What the Left and the Alt-Right Get Wrong about Robert E. Lee

Let’s begin with what we should agree on.

First, the views of the neo-Nazis and the Ku Klux Klan, spewing racist and anti-Semitic vitriol, are anathema to our American ideals of equal protection under the law and equal rights to life, liberty, and the pursuit of happiness. Our journey to the present has been a bumpy one, as we have gradually extended those rights without limitations based on race, color, gender, national origin, religious beliefs, or sexual orientation.

Second, statues of Confederates in the public square (e.g., outside courthouses and schoolhouses) offend many of us, especially African-Americans who see them as symbols of white oppression. As such, the statues should be removed, with some of them being moved to Civil War battlefields or museums if they offer historical context to a place or event.

That said, many on the Left and the Alt-right have it wrong about Robert E. Lee, whose statue in Charlottesville was used as a pretext for the White Supremacists’ torch-lit, hate speech parade on the grounds of the University of Virginia on August 11 and their violence of August 12 on the streets of Charlottesville.

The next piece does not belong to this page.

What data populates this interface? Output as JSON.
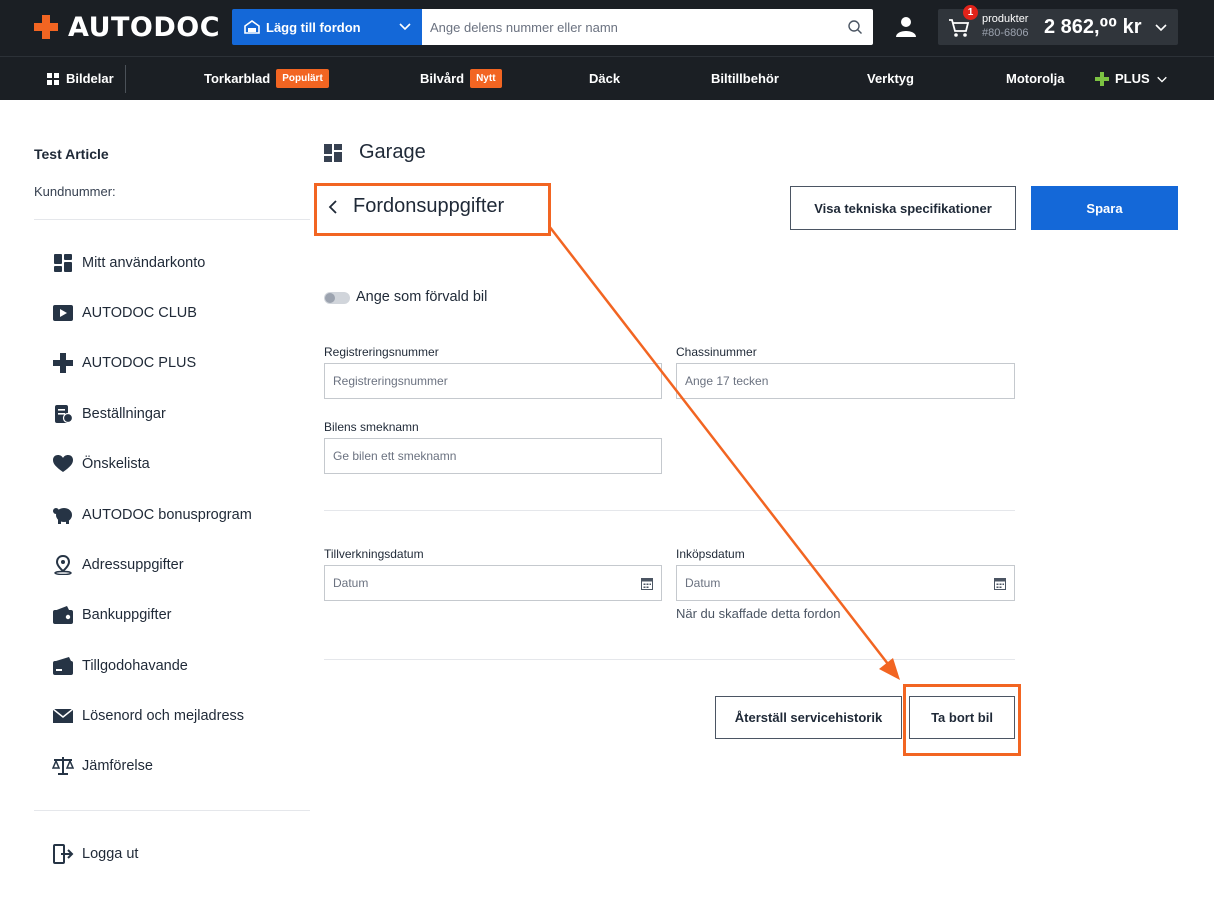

Whatever our political views, we should not judge historical figures by the standards of our time. In 1861, many citizens’ loyalties were to their States, not to their nation. That was Lee’s dilemma in April 1861 when, on President Lincoln’s authority, Francis Blair offered Lee command of the Union armies. “Mr. Blair,” said Lee, “I look upon succession as anarchy. If I owned the four million … slaves [in] the South, I would sacrifice them all to the Union, but how can I draw my sword upon Virginia, my native state?”

That decision may have been the greatest mistake of Lee’s storied military career, but it should be viewed in the context of his time, not ours. And four years later at Appomattox, Lee surrendered his army rather than heeding Jefferson Davis’s orders to continue the war as a guerilla conflict, with Confederate soldiers melting back into the population and striking federal troops whenever the opportunity arose. Lee knew the war was over and was more interested in seeing the nation heal.

Remove the statue, but don’t malign the man.